F9 The shares subject to the option vest in monthly installments as follows: approximately 8,840 shares vested on October 24, 2018 and approximately 8,840 shares vested on the 24th day of each month thereafter through and including December 24, 2018, approximately 2,210 shares vested on January 24, 2019 and approximately 2,210 shares vest on the 24th day of each month thereafter through and including December 24, 2021 and approximately 2,945 shares vest on the 24th day of each month thereafter through and including September 24, 2022.
F10 Each share of Class B Common Stock is convertible at the option of the Reporting Person into one share of Class A Common Stock and has no expiration date. Each share of Class B Common Stock held by the Reporting Person will automatically convert into one share of Class A Common Stock upon (a) other than Eric S. Yuan, the death of the Reporting Person, or (b) any transfer by the Reporting Person except certain "Permitted Transfers" described in the Issuer's certificate of incorporation. All outstanding shares of Class B Common Stock will convert into shares of Class A Common Stock upon the earliest of (i) six months following the death or incapacity of Mr. Yuan, (ii) six months following the date that Mr. Yuan ceases providing services to the Issuer, (iii) the date specified by the holders of a majority of the shares of Class B Common Stock, and (iv) the 15-year anniversary of the closing of the Issuer's initial public offering.

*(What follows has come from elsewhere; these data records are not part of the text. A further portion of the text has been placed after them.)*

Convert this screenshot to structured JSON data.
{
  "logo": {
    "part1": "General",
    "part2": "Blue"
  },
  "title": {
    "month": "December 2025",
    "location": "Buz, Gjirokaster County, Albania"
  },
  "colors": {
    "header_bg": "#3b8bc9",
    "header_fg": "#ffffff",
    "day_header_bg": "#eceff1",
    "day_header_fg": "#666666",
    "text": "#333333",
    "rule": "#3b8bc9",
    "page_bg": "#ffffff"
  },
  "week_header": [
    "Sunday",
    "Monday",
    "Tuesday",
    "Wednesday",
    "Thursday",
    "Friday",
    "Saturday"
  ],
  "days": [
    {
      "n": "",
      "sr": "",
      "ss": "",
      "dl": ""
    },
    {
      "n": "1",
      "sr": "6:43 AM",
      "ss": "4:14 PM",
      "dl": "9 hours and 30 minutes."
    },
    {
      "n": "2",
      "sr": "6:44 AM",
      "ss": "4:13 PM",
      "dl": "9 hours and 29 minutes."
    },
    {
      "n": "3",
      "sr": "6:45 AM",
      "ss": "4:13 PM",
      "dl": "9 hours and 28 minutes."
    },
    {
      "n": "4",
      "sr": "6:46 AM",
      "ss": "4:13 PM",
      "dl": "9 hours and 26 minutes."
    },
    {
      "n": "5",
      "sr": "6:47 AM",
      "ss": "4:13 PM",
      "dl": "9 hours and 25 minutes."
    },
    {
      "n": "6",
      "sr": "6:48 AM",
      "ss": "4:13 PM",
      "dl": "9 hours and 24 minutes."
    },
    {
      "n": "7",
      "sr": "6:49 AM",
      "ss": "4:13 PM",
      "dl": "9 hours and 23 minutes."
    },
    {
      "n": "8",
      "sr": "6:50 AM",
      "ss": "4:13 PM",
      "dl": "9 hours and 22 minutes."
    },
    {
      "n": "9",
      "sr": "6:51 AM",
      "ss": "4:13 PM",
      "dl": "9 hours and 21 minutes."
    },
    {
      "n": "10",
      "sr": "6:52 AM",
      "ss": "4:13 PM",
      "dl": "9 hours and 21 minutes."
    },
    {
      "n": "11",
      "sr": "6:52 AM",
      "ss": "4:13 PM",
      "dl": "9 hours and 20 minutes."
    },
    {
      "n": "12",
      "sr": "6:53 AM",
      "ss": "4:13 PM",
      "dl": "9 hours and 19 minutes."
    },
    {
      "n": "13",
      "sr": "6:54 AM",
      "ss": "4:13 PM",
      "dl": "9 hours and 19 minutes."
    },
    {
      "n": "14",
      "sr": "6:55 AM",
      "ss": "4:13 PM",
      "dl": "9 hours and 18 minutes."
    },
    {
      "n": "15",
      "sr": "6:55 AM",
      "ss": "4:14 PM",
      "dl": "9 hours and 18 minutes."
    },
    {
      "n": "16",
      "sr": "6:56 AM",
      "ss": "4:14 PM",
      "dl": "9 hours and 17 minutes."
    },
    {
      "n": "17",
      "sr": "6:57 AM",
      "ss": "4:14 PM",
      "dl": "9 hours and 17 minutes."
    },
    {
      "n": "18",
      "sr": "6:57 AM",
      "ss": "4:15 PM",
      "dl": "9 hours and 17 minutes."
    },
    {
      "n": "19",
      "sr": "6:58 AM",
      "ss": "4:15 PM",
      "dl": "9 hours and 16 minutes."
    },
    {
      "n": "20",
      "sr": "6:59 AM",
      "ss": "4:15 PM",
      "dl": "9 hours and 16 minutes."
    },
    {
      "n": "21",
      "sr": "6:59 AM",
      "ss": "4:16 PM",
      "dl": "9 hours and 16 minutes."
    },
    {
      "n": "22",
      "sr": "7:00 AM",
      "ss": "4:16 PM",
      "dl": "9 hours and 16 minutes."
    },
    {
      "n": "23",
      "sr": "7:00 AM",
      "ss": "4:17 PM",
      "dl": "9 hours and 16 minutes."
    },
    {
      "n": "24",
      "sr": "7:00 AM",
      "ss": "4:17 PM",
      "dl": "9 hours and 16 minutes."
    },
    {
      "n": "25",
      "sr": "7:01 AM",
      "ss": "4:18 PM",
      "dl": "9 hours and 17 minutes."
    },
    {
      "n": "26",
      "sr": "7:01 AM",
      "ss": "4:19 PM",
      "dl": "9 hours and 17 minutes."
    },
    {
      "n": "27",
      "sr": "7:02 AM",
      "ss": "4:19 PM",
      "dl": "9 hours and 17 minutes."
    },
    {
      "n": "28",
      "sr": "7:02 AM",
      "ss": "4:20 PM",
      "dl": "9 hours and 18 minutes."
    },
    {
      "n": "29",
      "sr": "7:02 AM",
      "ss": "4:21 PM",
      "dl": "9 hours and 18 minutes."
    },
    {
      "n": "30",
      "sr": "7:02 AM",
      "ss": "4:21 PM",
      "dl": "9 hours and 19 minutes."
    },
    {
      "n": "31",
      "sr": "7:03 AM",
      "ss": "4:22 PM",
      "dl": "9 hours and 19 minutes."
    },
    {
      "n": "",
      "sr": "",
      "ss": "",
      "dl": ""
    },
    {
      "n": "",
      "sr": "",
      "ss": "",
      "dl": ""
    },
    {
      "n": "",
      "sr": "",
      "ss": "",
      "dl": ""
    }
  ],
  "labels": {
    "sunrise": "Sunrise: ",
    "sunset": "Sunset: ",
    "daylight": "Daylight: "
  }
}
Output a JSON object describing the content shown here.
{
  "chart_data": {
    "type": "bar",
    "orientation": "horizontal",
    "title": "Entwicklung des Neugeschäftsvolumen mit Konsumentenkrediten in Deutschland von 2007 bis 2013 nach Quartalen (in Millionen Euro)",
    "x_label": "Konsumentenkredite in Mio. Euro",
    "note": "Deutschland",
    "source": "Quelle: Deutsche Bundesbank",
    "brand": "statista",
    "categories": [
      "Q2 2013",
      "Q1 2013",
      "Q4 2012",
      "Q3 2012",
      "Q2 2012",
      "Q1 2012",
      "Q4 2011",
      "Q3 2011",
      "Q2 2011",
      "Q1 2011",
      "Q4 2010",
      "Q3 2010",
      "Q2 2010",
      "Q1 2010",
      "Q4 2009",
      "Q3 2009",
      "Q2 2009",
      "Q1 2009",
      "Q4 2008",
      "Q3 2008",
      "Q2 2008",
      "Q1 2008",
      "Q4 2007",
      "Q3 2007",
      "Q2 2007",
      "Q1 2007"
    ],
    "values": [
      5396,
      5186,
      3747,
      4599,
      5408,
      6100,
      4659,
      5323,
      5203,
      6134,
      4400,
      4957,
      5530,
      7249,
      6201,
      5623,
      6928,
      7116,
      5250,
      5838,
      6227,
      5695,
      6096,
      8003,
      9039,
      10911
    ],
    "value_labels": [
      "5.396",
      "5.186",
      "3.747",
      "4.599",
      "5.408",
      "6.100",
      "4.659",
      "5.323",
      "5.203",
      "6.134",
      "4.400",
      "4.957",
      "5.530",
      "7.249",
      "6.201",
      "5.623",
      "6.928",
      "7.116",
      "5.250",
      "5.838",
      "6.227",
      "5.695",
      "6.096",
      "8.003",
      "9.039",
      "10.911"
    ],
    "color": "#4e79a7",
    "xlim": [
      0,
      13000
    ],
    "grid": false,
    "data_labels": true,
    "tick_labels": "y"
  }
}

F11 The shares subject to the option vest in monthly installments as follows: approximately 1,577 shares vested on October 24, 2018 and approximately 1,577 vested on the 24th day of each month thereafter through and including December 24, 2018, approximately 8,207 shares vested on January 24, 2019 and approximately 8,207 shares vest on the 24th day of each month thereafter through and including December 24, 2021 and approximately 7,472 shares vest on the 24th day of each month thereafter through and including September 24, 2022. The shares subject to this option are early exercisable, subject to the Issuer's right to repurchase.
F12 The end of period holdings have been corrected by one share. On December 16, 2021, 80,529 Class B shares were reported as disposed. The correct amount of Class B shares disposed on December 16, 2021 was 80,528.